Skip this if you know how apache routes traffics to puma and how puma dispatches work to threads.
The way our puma processes work and how you get timeouts in ssl_error.log
They have a pool of 5 threads (from config/puma.rb).
Apache sits in front and checks if it can make a socket connection on each puma process and marks them as good or bad. Note, it contacts the puma “worker” (process), not the thread that handles the request, what puma calls the handler.
Apache gets a request and gives it to a “good” puma process that’s available according to the balancer configuration, which doesn’t really matter here.
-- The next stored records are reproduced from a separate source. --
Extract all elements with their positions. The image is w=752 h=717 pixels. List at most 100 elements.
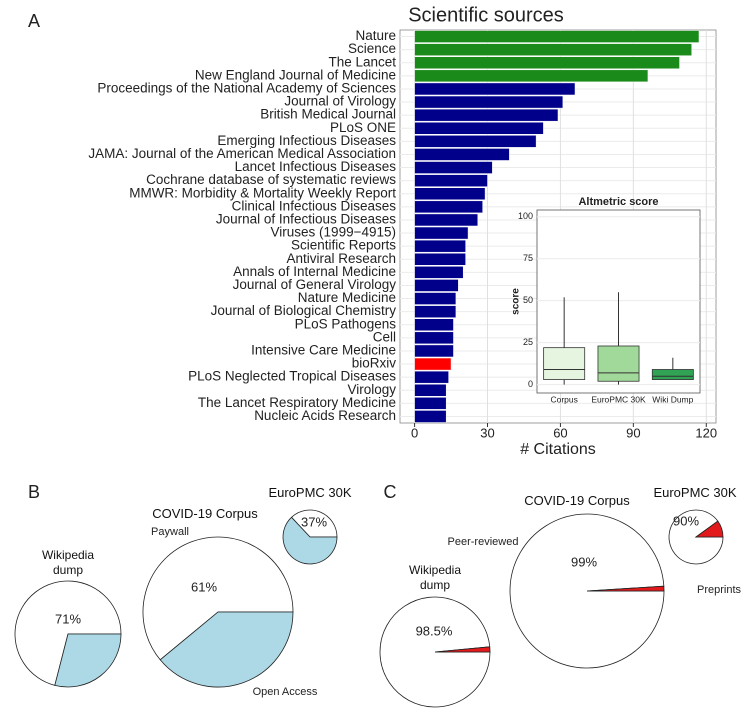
pie-title: Wikipedia dump [408, 563, 462, 592]
x-tick-label: 30 [480, 425, 494, 440]
bar [414, 135, 537, 148]
y-tick-label: Journal of Biological Chemistry [211, 303, 397, 318]
value-label: 71% [55, 611, 81, 626]
x-tick-label: Corpus [550, 394, 577, 404]
y-tick-label: PLoS ONE [330, 120, 396, 135]
bar [414, 370, 449, 384]
value-label: 99% [571, 554, 597, 569]
pie-title: Wikipedia dump [41, 548, 95, 577]
y-tick-label: Journal of Infectious Diseases [216, 212, 396, 227]
bar [414, 410, 447, 423]
bar [414, 357, 452, 371]
bar [414, 226, 469, 240]
y-tick-label: The Lancet Respiratory Medicine [198, 395, 396, 410]
bar [414, 239, 466, 253]
y-tick-label: 25 [523, 337, 533, 347]
y-tick-label: The Lancet [328, 54, 396, 69]
pie-slice [159, 611, 294, 688]
y-tick-label: bioRxiv [352, 356, 397, 371]
pie-slice [434, 646, 491, 653]
bar [414, 56, 680, 70]
y-tick-label: 100 [518, 211, 533, 221]
y-tick-label: PLoS Pathogens [295, 316, 397, 331]
chart-title: Scientific sources [408, 4, 564, 26]
pie-title: EuroPMC 30K [653, 485, 737, 500]
pie-title: COVID-19 Corpus [524, 493, 630, 508]
y-tick-label: Annals of Internal Medicine [233, 264, 396, 279]
x-tick-label: 0 [411, 425, 418, 440]
x-axis-label: # Citations [520, 441, 596, 458]
y-tick-label: Intensive Care Medicine [251, 343, 396, 358]
bar [414, 383, 447, 397]
bar [414, 279, 459, 292]
bar [414, 200, 483, 214]
pie-slice [282, 516, 338, 565]
y-tick-label: Emerging Infectious Diseases [217, 133, 396, 148]
panel-label: B [28, 482, 40, 502]
y-tick-label: Cell [373, 329, 396, 344]
y-tick-label: Lancet Infectious Diseases [235, 159, 397, 174]
y-tick-label: Nature [355, 28, 396, 43]
y-tick-label: British Medical Journal [260, 107, 396, 122]
y-tick-label: Journal of General Virology [233, 277, 397, 292]
bar [414, 344, 454, 358]
bar [414, 95, 564, 109]
bar [414, 305, 457, 318]
value-label: 98.5% [416, 623, 453, 638]
bar [414, 213, 479, 227]
pie-slice [142, 536, 294, 661]
box [597, 345, 640, 382]
x-tick-label: Wiki Dump [652, 394, 693, 404]
x-tick-label: EuroPMC 30K [591, 394, 646, 404]
y-tick-label: Antiviral Research [286, 251, 396, 266]
pie-title: COVID-19 Corpus [152, 506, 258, 521]
bar [414, 174, 488, 187]
pie-slice [290, 509, 338, 538]
bar [414, 331, 454, 345]
bar [414, 266, 464, 279]
slice-label: Peer-reviewed [448, 536, 519, 548]
box [651, 369, 694, 380]
y-tick-label: PLoS Neglected Tropical Diseases [188, 369, 396, 384]
y-tick-label: Journal of Virology [284, 94, 396, 109]
bar [414, 82, 576, 96]
panel-label: A [28, 11, 40, 31]
value-label: 37% [301, 514, 327, 529]
slice-label: Paywall [151, 526, 189, 538]
slice-label: Open Access [253, 686, 318, 698]
y-tick-label: 50 [523, 295, 533, 305]
y-tick-label: Viruses (1999−4915) [271, 225, 396, 240]
panel-label: C [384, 482, 397, 502]
bar [414, 43, 692, 56]
bar [414, 397, 447, 410]
box [543, 347, 586, 380]
y-axis-label: score [511, 288, 522, 315]
pie-slice [694, 520, 724, 538]
inset-title: Altmetric score [578, 196, 658, 208]
y-tick-label: Cochrane database of systematic reviews [146, 172, 396, 187]
y-tick-label: MMWR: Morbidity & Mortality Weekly Repor… [129, 185, 396, 200]
bar [414, 108, 559, 122]
bar [414, 318, 454, 332]
x-tick-label: 90 [626, 425, 640, 440]
y-tick-label: Science [348, 41, 396, 56]
slice-label: Preprints [697, 584, 742, 596]
y-tick-label: Nature Medicine [298, 290, 396, 305]
pie-slice [14, 580, 122, 686]
x-tick-label: 60 [553, 425, 567, 440]
value-label: 90% [673, 513, 699, 528]
bar [414, 69, 649, 83]
y-tick-label: 0 [528, 379, 533, 389]
bar [414, 161, 493, 174]
y-tick-label: JAMA: Journal of the American Medical As… [88, 146, 396, 161]
y-tick-label: New England Journal of Medicine [195, 67, 396, 82]
bar [414, 121, 544, 135]
bar [414, 252, 466, 266]
pie-slice [586, 585, 665, 592]
pie-slice [54, 633, 122, 688]
y-tick-label: Clinical Infectious Diseases [232, 198, 397, 213]
y-tick-label: Proceedings of the National Academy of S… [97, 81, 396, 96]
value-label: 61% [191, 579, 217, 594]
If 1 puma thread runs code that hits an infinite loop, is blocked by a database lock or a filesystem lock, or any other blocking operation, puma will send the next request to another thread handler. And another, and another, until it reaches the maximum of 5 (config/puma.rb).
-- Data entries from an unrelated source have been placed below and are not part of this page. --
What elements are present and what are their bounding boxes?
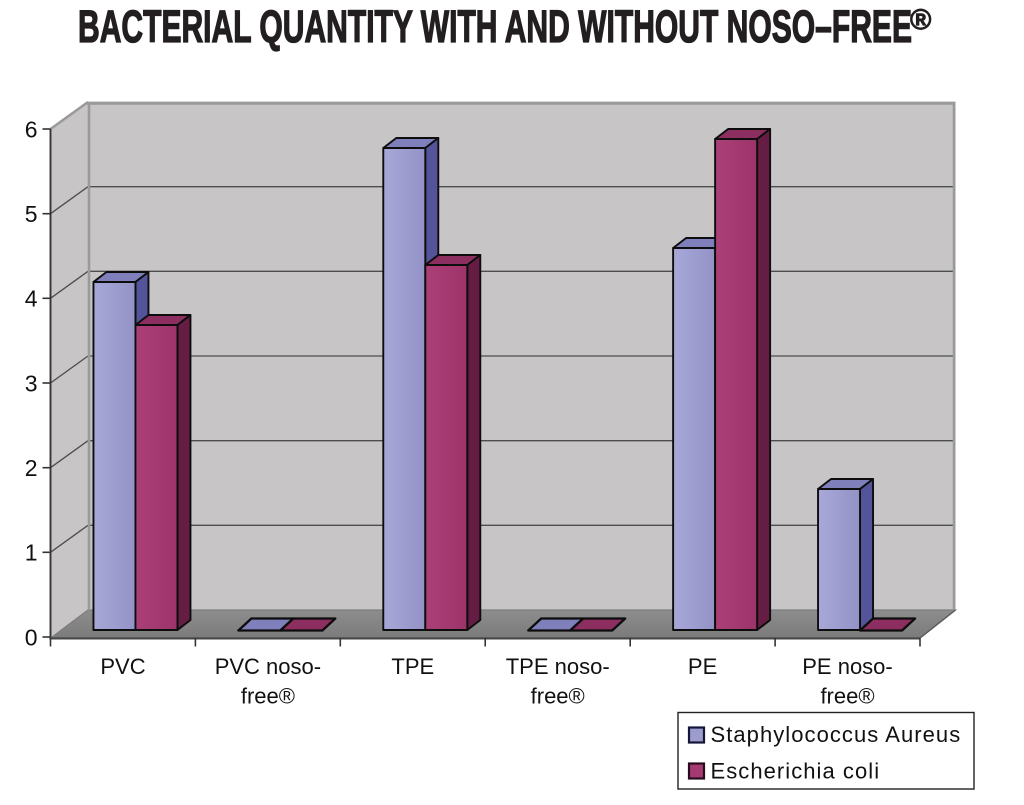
svg-text:4: 4 [25, 286, 38, 312]
svg-text:TPE: TPE [391, 654, 434, 679]
svg-text:2: 2 [25, 455, 38, 481]
svg-text:®: ® [910, 5, 931, 37]
svg-text:5: 5 [25, 201, 38, 227]
svg-text:BACTERIAL QUANTITY WITH AND WI: BACTERIAL QUANTITY WITH AND WITHOUT NOSO… [78, 1, 912, 52]
svg-text:TPE noso-: TPE noso- [506, 654, 610, 679]
svg-text:0: 0 [25, 624, 38, 650]
svg-text:3: 3 [25, 370, 38, 396]
svg-text:Escherichia coli: Escherichia coli [711, 759, 881, 784]
svg-text:6: 6 [25, 116, 38, 142]
svg-text:PE noso-: PE noso- [802, 654, 893, 679]
svg-text:PE: PE [688, 654, 717, 679]
svg-text:PVC noso-: PVC noso- [215, 654, 321, 679]
svg-text:PVC: PVC [100, 654, 145, 679]
svg-text:free®: free® [241, 684, 295, 709]
svg-text:Staphylococcus Aureus: Staphylococcus Aureus [711, 722, 962, 747]
svg-text:free®: free® [531, 684, 585, 709]
svg-text:1: 1 [25, 540, 38, 566]
svg-text:free®: free® [820, 684, 874, 709]
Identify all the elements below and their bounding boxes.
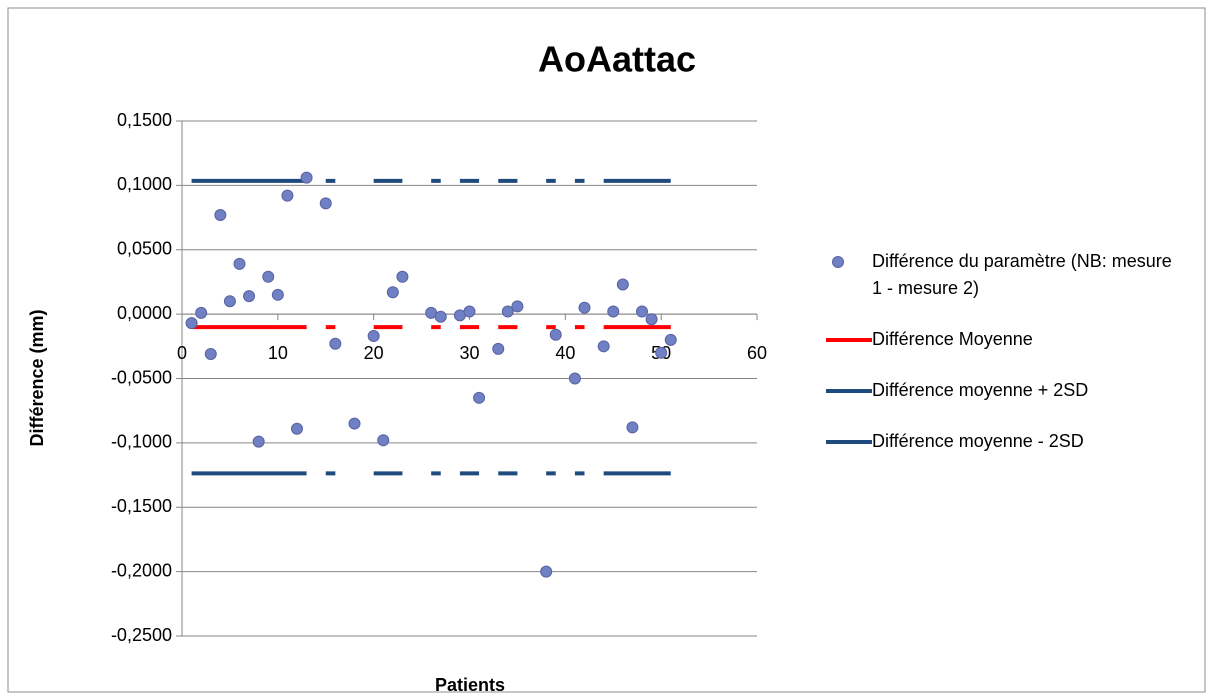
data-point	[195, 306, 208, 319]
data-point	[549, 328, 562, 341]
legend-item: Différence moyenne + 2SD	[826, 377, 1186, 404]
data-point	[214, 208, 227, 221]
y-tick-label: -0,2000	[111, 560, 172, 580]
y-tick-label: 0,0000	[117, 303, 172, 323]
data-point	[645, 313, 658, 326]
data-point	[233, 257, 246, 270]
data-point	[367, 330, 380, 343]
y-tick-label: -0,2500	[111, 625, 172, 645]
y-tick-label: 0,0500	[117, 239, 172, 259]
data-point	[597, 340, 610, 353]
data-point	[578, 301, 591, 314]
legend-marker	[832, 256, 844, 268]
data-point	[223, 295, 236, 308]
legend-swatch	[832, 256, 844, 268]
data-point	[540, 565, 553, 578]
x-tick-label: 20	[364, 343, 384, 363]
x-tick-label: 40	[555, 343, 575, 363]
data-point	[636, 305, 648, 318]
data-point	[511, 300, 524, 313]
data-point	[252, 435, 265, 448]
data-point	[463, 305, 476, 318]
x-axis-label: Patients	[435, 675, 505, 695]
legend-label: Différence Moyenne	[872, 329, 1033, 349]
y-tick-label: 0,1500	[117, 110, 172, 130]
data-point	[626, 421, 639, 434]
legend-label: Différence moyenne - 2SD	[872, 431, 1084, 451]
data-point	[262, 270, 275, 283]
data-point	[501, 305, 514, 318]
legend-item: Différence moyenne - 2SD	[826, 428, 1186, 455]
legend-swatch	[826, 338, 872, 342]
data-point	[434, 310, 447, 323]
data-point	[319, 197, 332, 210]
data-point	[492, 342, 505, 355]
data-point	[300, 171, 313, 184]
x-tick-label: 10	[268, 343, 288, 363]
x-tick-label: 0	[177, 343, 187, 363]
data-point	[204, 348, 217, 361]
data-point	[281, 189, 294, 202]
x-tick-label: 60	[747, 343, 767, 363]
y-tick-label: 0,1000	[117, 174, 172, 194]
data-point	[664, 333, 677, 346]
data-point	[291, 422, 303, 435]
chart-title: AoAattac	[538, 39, 696, 80]
data-point	[386, 286, 399, 299]
y-axis-label: Différence (mm)	[27, 309, 47, 446]
legend: Différence du paramètre (NB: mesure 1 - …	[826, 248, 1186, 479]
data-point	[655, 346, 668, 359]
legend-swatch	[826, 389, 872, 393]
y-tick-label: -0,1000	[111, 432, 172, 452]
legend-label: Différence moyenne + 2SD	[872, 380, 1089, 400]
data-point	[396, 270, 409, 283]
legend-item: Différence Moyenne	[826, 326, 1186, 353]
data-point	[473, 391, 486, 404]
data-point	[329, 337, 342, 350]
y-tick-label: -0,1500	[111, 496, 172, 516]
data-point	[616, 278, 629, 291]
data-point	[348, 417, 361, 430]
x-tick-label: 30	[459, 343, 479, 363]
data-point	[185, 317, 198, 330]
data-point	[271, 288, 284, 301]
data-point	[243, 290, 256, 303]
legend-item: Différence du paramètre (NB: mesure 1 - …	[826, 248, 1186, 302]
legend-swatch	[826, 440, 872, 444]
data-point	[568, 372, 581, 385]
data-point	[607, 305, 620, 318]
y-tick-label: -0,0500	[111, 367, 172, 387]
data-point	[377, 434, 390, 447]
legend-label: Différence du paramètre (NB: mesure 1 - …	[872, 251, 1172, 298]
At this point, apache still “thinks” the puma process is able to handle requests because it can make a socket connection to it. But, the next request that apache tries to route to the puma process will timeout (502 to the user) because puma can’t create new threads to handle the request.
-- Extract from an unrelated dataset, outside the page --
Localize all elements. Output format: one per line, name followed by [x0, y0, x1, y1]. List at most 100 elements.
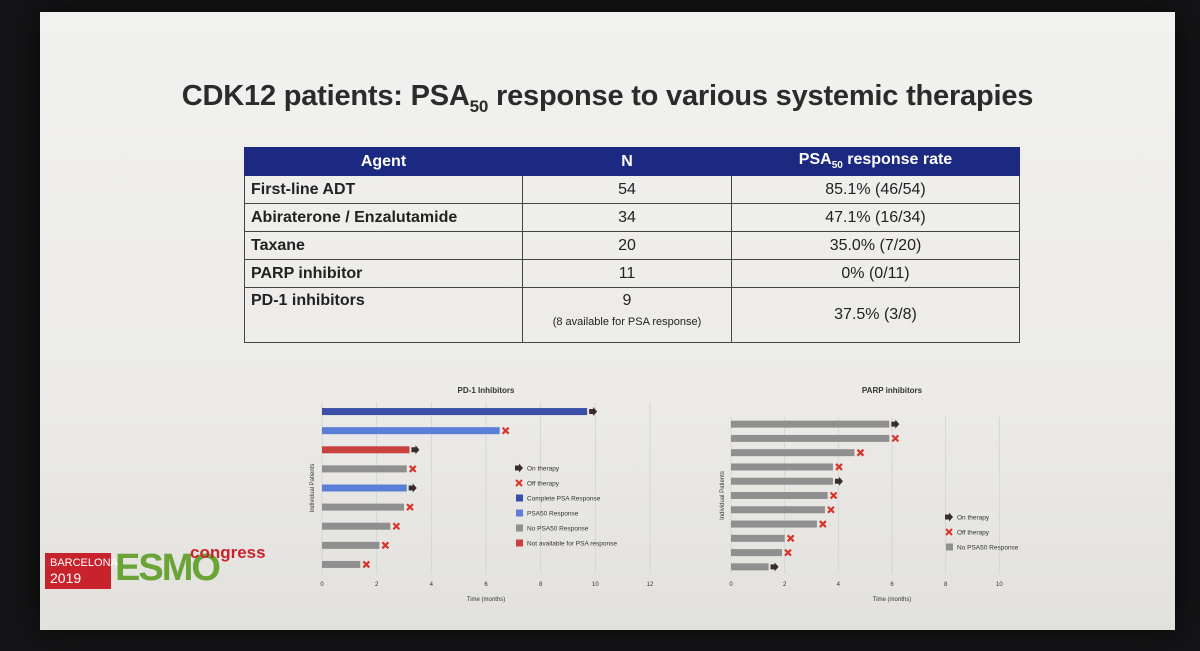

For future me and others who are seeing 502/500 errors
It’s possible that the underlying puma worker (ui/webservice/web socket) thread is hung, meaning it
Started a request but never
Completed it. If you’re hitting these errors, and especially timeouts in the
ssl_error.log, this grep helps identify manageiq puma worker process thread ids that may be hung and from this, you can look to see what they last did:
Grep for unmatched pairs of Started/Completed lines in production logs:
zgrep -E 'Started|Completed' production.log* | grep -Eo "#[0-9]+[:a-f0-9]+" | sort | uniq -c
318 #11448:e10118 # the threads for this process are all even numbers, so they're ok
2181 #21413:113c01c # these threads are all odd numbers, so we need to look at each of these
Then, grep to find which log file has the unmatched pairs of Started/Completed for one of the above puma threads:
zgrep -cE "#21413:113d19c.+(Started|Completed)" production.log*
production.log-20180118.gz:107 # <---- Here it is
Finally, grep the thread id for what requests it made in that log to see what didn’t complete:
zgrep -E "#21413:113d19c" production.log-20180118.gz
Puma worker threads under rails will log a
Started, other things, then a
Completed line before starting on a new request.
Therefore, you’re looking for the last
Started. You want to note the request and any parameters passed to it.
You can then grep the same Process:threadid combination,
#21413:113d19c in this case, in the evm.log to see what happens to that worker.
At this point, you can open an issue with your findings.